Take $P$ to be a differential operator on vector-valued functions. That is, it takes $v:\mathbb{R}^3\rightarrow\mathbb{R}^3$ and outputs $P[v]:\mathbb{R}^3\rightarrow\mathbb{R}^3$, e.g. the curl operator or the vector Laplacian.
Suppose $\Omega\subseteq\mathbb{R}^3$ is a compact region with a smooth surface as its boundary. I'd like to write the solution of the following Dirichlet problem as a boundary integral: $$ \begin{array}{rl} P[v](x)\equiv 0&\forall x\in\mathrm{int}\,\Omega\\ v\textrm{ prescribed} &\forall x\in\partial\Omega \end{array} $$ That is, I need the Green's function of $P$. I'd like to solve for it in closed-form, so I assume the Green's function should be over $\mathbb{R}^3$ rather than just $\Omega$, similar to $G(x,y)=-\frac{1}{4\pi\|x-y\|_2}$ for the scalar Laplacian.

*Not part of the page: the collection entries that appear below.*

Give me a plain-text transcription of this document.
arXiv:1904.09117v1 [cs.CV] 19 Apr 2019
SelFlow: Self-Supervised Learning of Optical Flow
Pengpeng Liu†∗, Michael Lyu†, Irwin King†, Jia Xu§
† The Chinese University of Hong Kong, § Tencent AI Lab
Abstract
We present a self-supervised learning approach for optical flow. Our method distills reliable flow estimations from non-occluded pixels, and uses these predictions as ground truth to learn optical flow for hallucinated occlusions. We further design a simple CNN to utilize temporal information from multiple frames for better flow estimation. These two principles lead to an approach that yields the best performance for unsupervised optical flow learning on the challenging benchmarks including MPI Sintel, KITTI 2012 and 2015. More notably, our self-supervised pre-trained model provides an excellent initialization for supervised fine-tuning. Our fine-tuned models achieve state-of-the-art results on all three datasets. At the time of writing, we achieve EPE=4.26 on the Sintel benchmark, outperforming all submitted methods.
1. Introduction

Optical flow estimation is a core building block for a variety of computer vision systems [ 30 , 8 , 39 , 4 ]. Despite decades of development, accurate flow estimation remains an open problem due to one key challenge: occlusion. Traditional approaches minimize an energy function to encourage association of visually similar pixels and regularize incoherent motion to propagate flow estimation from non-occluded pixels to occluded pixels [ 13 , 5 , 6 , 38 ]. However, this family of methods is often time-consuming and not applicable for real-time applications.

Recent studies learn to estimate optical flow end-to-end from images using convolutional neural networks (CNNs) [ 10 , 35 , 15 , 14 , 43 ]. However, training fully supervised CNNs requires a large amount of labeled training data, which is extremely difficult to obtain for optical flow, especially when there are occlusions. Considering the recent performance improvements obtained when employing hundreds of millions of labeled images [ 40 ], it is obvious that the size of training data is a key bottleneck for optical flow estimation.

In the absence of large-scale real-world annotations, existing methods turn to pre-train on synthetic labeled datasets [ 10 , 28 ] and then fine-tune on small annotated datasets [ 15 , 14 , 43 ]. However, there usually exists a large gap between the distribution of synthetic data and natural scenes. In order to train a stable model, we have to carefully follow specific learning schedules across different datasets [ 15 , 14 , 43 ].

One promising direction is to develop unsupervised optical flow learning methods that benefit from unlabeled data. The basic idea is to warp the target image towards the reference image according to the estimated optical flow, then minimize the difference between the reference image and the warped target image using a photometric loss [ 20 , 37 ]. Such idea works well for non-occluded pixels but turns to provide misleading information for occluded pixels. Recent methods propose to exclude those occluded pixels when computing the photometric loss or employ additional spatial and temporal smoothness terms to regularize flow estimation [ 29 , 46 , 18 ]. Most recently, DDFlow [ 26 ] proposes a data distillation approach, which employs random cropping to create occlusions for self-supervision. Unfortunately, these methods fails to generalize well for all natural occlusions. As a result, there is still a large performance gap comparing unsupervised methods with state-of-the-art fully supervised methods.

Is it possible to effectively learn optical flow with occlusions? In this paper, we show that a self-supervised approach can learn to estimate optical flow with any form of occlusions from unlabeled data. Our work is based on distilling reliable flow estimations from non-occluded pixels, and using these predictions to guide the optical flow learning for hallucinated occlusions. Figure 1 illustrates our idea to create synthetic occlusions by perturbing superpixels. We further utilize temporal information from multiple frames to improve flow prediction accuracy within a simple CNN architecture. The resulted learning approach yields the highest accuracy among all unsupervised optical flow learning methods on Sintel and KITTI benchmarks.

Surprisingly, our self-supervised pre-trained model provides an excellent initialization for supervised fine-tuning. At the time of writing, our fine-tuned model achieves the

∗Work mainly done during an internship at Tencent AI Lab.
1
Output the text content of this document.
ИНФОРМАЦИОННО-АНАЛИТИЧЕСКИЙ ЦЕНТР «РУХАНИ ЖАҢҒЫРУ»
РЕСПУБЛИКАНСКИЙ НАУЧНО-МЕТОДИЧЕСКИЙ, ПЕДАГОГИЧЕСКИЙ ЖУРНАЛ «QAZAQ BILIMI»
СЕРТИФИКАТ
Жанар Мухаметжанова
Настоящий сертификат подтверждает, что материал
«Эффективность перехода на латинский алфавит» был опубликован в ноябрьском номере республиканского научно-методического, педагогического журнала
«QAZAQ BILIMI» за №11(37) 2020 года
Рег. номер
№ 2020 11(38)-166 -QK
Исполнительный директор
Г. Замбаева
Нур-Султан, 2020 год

I have two related questions:
- For scalar PDE $Q[f]\equiv0$, the Green's function is defined as the solution of $Q[f](x)=\delta(x)$. Is there an analogous definition of a delta function that makes sense in the vector-valued case?
- If I use the Fourier transform for vector-valued functions e.g. discussed in this document, what would be the Fourier transform of the delta function?
Note: There's some relationship to this question, but I'm hoping for a more general answer.